Nous voulons te rendre grâce pour le don du corps, pour le corps reçu. L’un et l’autre dans un échange merveilleux créent la relation, l’enrichissement, la communion et la vie.
Nous voulons te remercier particulièrement par celui qui a pris corps d’une femme comme chacun de nous, ton Fils notre Seigneur Jésus. Celui qui a dit des choses aussi inimaginables que fécondes : ceci est mon corps pour vous.
Pour tout cela, pour Lui et par Lui nous te remercions et nous te chantons.

Non seulement il l’a dit, il l’a fait. Il a donné son corps, sa personne, sa vie, son sang, son être tout entier. Pour nous. Et en rompant le pain et en versant son sang, il a dit et donné sa mort.
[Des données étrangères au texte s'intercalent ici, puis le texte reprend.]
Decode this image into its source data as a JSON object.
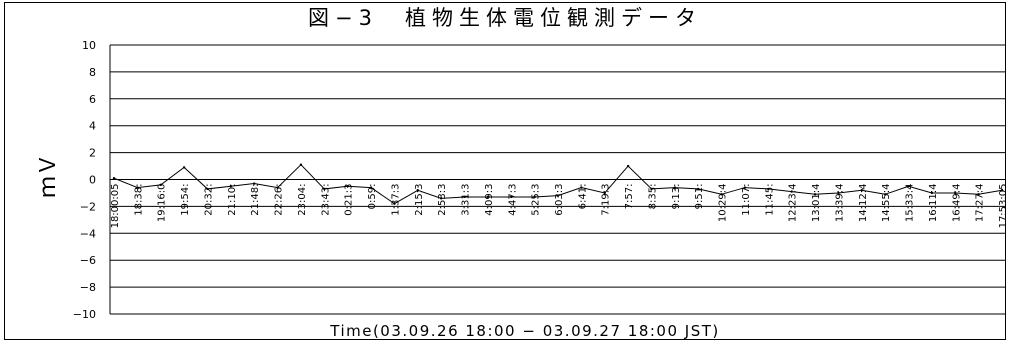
{
  "chart_data": {
    "type": "line",
    "title": "図−3　植物生体電位観測データ",
    "xlabel": "Time(03.09.26 18:00 − 03.09.27 18:00 JST)",
    "ylabel": "ｍＶ",
    "ylim": [
      -10,
      10
    ],
    "yticks": [
      "10",
      "8",
      "6",
      "4",
      "2",
      "0",
      "−2",
      "−4",
      "−6",
      "−8",
      "−10"
    ],
    "grid": true,
    "legend": "none",
    "categories": [
      "18:00:05",
      "18:38:",
      "19:16:0",
      "19:54:",
      "20:32:",
      "21:10:",
      "21:48:",
      "22:26:",
      "23:04:",
      "23:43:",
      "0:21:3",
      "0:59:",
      "1:37:3",
      "2:15:3",
      "2:53:3",
      "3:31:3",
      "4:09:3",
      "4:47:3",
      "5:25:3",
      "6:03:3",
      "6:41:",
      "7:19:3",
      "7:57:",
      "8:35:",
      "9:13:",
      "9:51:",
      "10:29:4",
      "11:07:",
      "11:45:",
      "12:23:4",
      "13:01:4",
      "13:39:4",
      "14:12:4",
      "14:55:4",
      "15:33:4",
      "16:11:4",
      "16:49:4",
      "17:27:4",
      "17:53:05"
    ],
    "series": [
      {
        "values": [
          0.1,
          -0.6,
          -0.4,
          0.9,
          -0.7,
          -0.5,
          -0.3,
          -0.6,
          1.1,
          -0.7,
          -0.5,
          -0.6,
          -1.8,
          -0.8,
          -1.4,
          -1.3,
          -1.3,
          -1.3,
          -1.3,
          -1.2,
          -0.6,
          -1.0,
          1.0,
          -0.7,
          -0.6,
          -0.7,
          -1.1,
          -0.6,
          -0.7,
          -0.9,
          -1.1,
          -1.0,
          -0.8,
          -1.1,
          -0.5,
          -1.0,
          -1.0,
          -1.1,
          -0.8
        ],
        "color": "#000000"
      }
    ]
  }
}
Pour vous, pour nous. Ainsi il a gagné la vie pour tous.
Bien sûr, l’Esprit était à l’œuvre. C’est pour cela que nous te le demandons encore : que ton esprit fasse de ce pain et de ce vin le corps donné de notre Seigneur, le sang versé de ton serviteur, Jésus notre Christ.

Lui qui la veille de sa mort, en prenant le dernier repas avec ses disciples, prit du pain et la coupe de vin et en te rendant grâce dit : prenez ce pain et ce vin, mangez-le et buvez-le, car ils sont mon corps donné pour vous, ma vie livrée pour tous, l’alliance nouvelle de la libération accomplie. Faites cela en mémoire de moi.

Mémorial du corps donné, du sang versé, de la mort de ton Fils, de sa résurrection. Expression de notre espérance dans son retour. Comme il nous a dit de le faire, nous le faisons.

Mais il nous a dit aussi : vous devez vous aussi vous laver les pieds les uns les autres. Là, les choses se compliquent. Prendre à bras le corps le service de l’autre, accueillir et donner, recevoir et offrir son corps et ceux des autres…Rudes tâches.
Pari impossible si nous restons seuls, sans l’Esprit qui donne corps à nos désirs, à nous engagements, aux espérances qui nous agitent. Que cet Esprit fasse de tous ceux qui partagent le repas du Seigneur son véritable corps. Une Eglise où l’on n’instrumentalise pas les corps mais on le soigne, on les sert et on les aime. Une Eglise où le service est roi, surtout pour les plus pauvres, les plus défigurés, les plus efflanqués, les moins aimés.